Parejo a este difuminar del armazón de la exposición con el de la galería, Ruiz de Infante se toma a chirigota el glamour de la tecnología en la producción artística y, sin complejo alguno, combina la más alta tecnologización en la producción de la imagen con un bricolaje urgente y como de andar por casa, cercano a la estética del do it yourself.
 
 
Con ello, con ambas estrategias, nuestro artista trata de provocar una disrupción en ese flujo de datos que percibimos y que consensuadamente llamamos “realidad”. La exposición, concebida como un parcours que raya en el transitar existencial, y la ejecución propia de la obra, estratégicamente diseñada para no resultarnos extraña y ajena, son epicentros desde donde el artista propone una experiencia estética bien concreta: tocarnos el inconsciente memorístico, ahí donde habita los a prioris kantianos de la percepción -el espacio y el tiempo-, para crear un ámbito de extraña cotidianeidad.

Inserto en ese espacio, el espectador no puede por menos que experimentar una distancia respecto esas estructuras sensoriales en las que se basa toda experiencia. Desde ahí, ante una percepción que se le niega en su organización sensorial, el sujeto práctica una pseudo-epojé fenomenológica donde las cosas se le presenta en su óntica desnudez. Así, devenida la experiencia estética indagación psicológica acerca de nuestros difusos y frágiles agarraderos en la realidad, el propósito del artista es explorar los mecanismos subjetivos de adiestramiento y aclimatación al medio. El resultado es casi un estudio de campo acerca de esas etapas transitorias de la vida como la infancia y la adolescencia en las que la educación y el aprendizaje funcionan a pleno rendimiento.
 
 
Para esta exposición, Ruiz de Infante se centra y concentra en torno a uno de los fundamentales absolutos no solo del arte sino de toda experiencia: el tiempo. Obviamente este punto de partida no es en modo alguno original.
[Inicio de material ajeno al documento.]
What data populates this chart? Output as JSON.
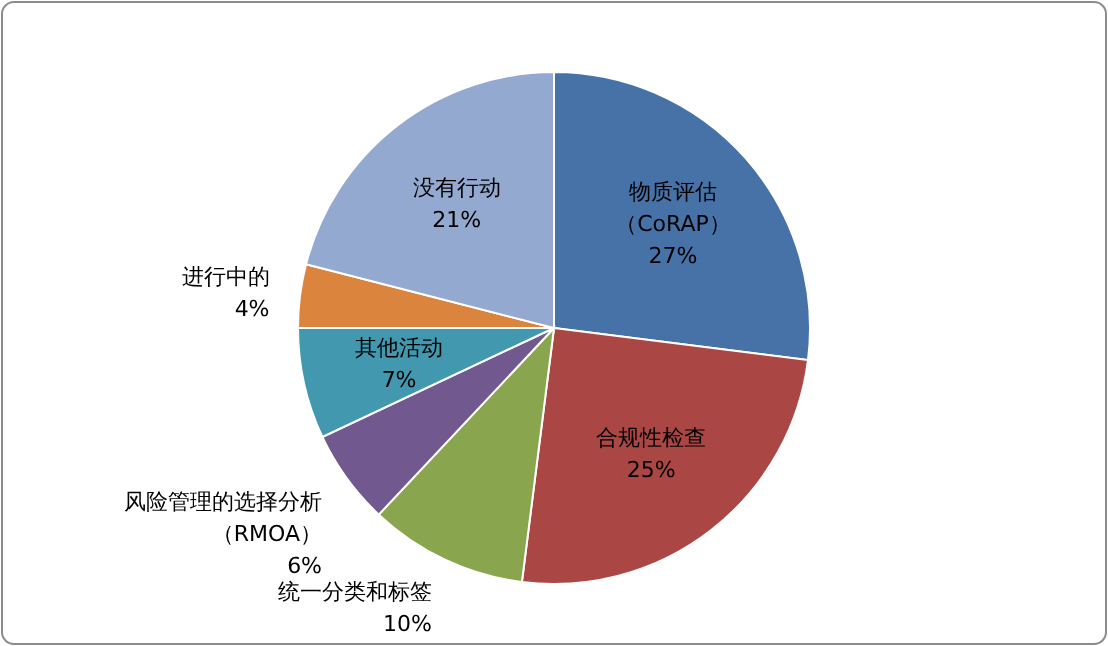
{
  "chart_data": {
    "type": "pie",
    "categories": [
      "物质评估（CoRAP）",
      "合规性检查",
      "统一分类和标签",
      "风险管理的选择分析（RMOA）",
      "其他活动",
      "进行中的",
      "没有行动"
    ],
    "values": [
      27,
      25,
      10,
      6,
      7,
      4,
      21
    ],
    "colors": [
      "#4672a8",
      "#aa4643",
      "#89a54e",
      "#71588f",
      "#4198af",
      "#db843d",
      "#93a9cf"
    ],
    "value_labels": [
      "27%",
      "25%",
      "10%",
      "6%",
      "7%",
      "4%",
      "21%"
    ]
  }
}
Como bien dice el texto de la propia galería “todo arte se enraíza esencialmente en el paso del tiempo; del tiempo buscado, del tiempo perdido, del tiempo perseguido, del tiempo recuperado, hasta tal punto que podría decirse que el Tiempo mismo es el tema eterno y el contenido fundamental del arte”. Pero obviamente, y al hilo de todo lo sugerido más arriba, la misión de Ruiz de Infante no es mostrarnos lo que ya sabíamos sino tensar la cuerda para que la experiencia estética quede dinamitada en sus presupuestos espaciales y temporales.
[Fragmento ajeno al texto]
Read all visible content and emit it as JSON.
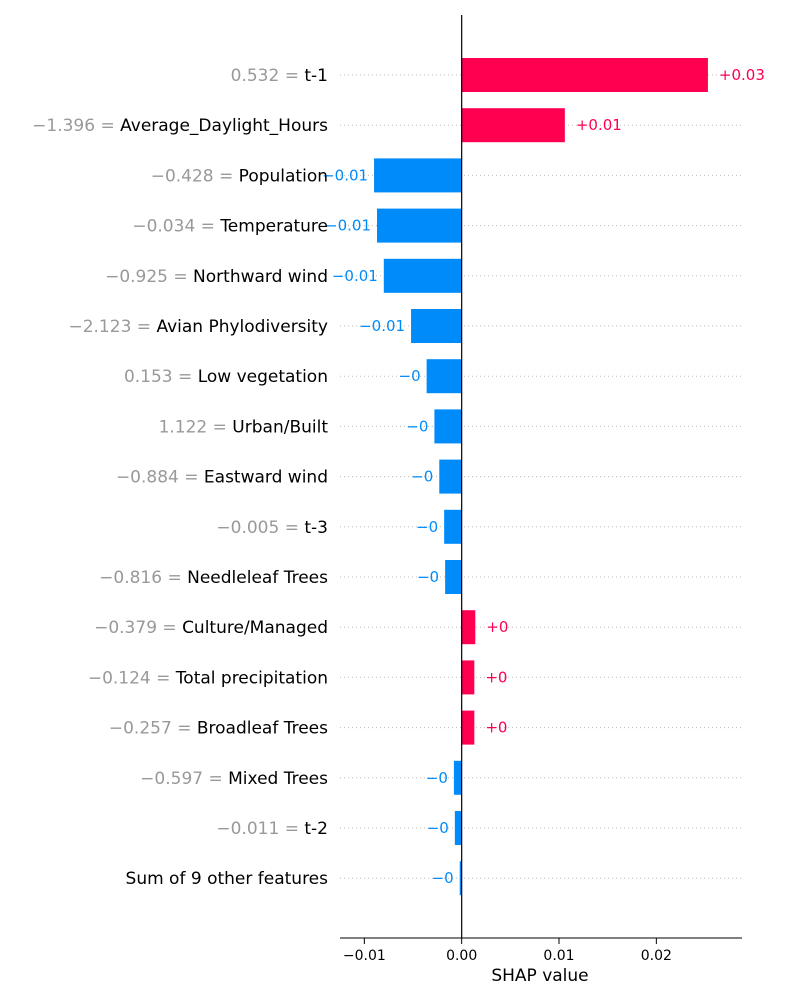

Nada más entrar escuchamos un metrónomo, un tic-tac que marca nuestra errar en la sala reforzando la sensación de tránsito y, sobre todo, de tiempo y espacio en construcción. Porque de eso se trata: de “descordar” la percepción espacio temporal para que ambas tengan que, en la propia percepción, ser reubicadas y reelaboradas según nuestras disposiciones interiores.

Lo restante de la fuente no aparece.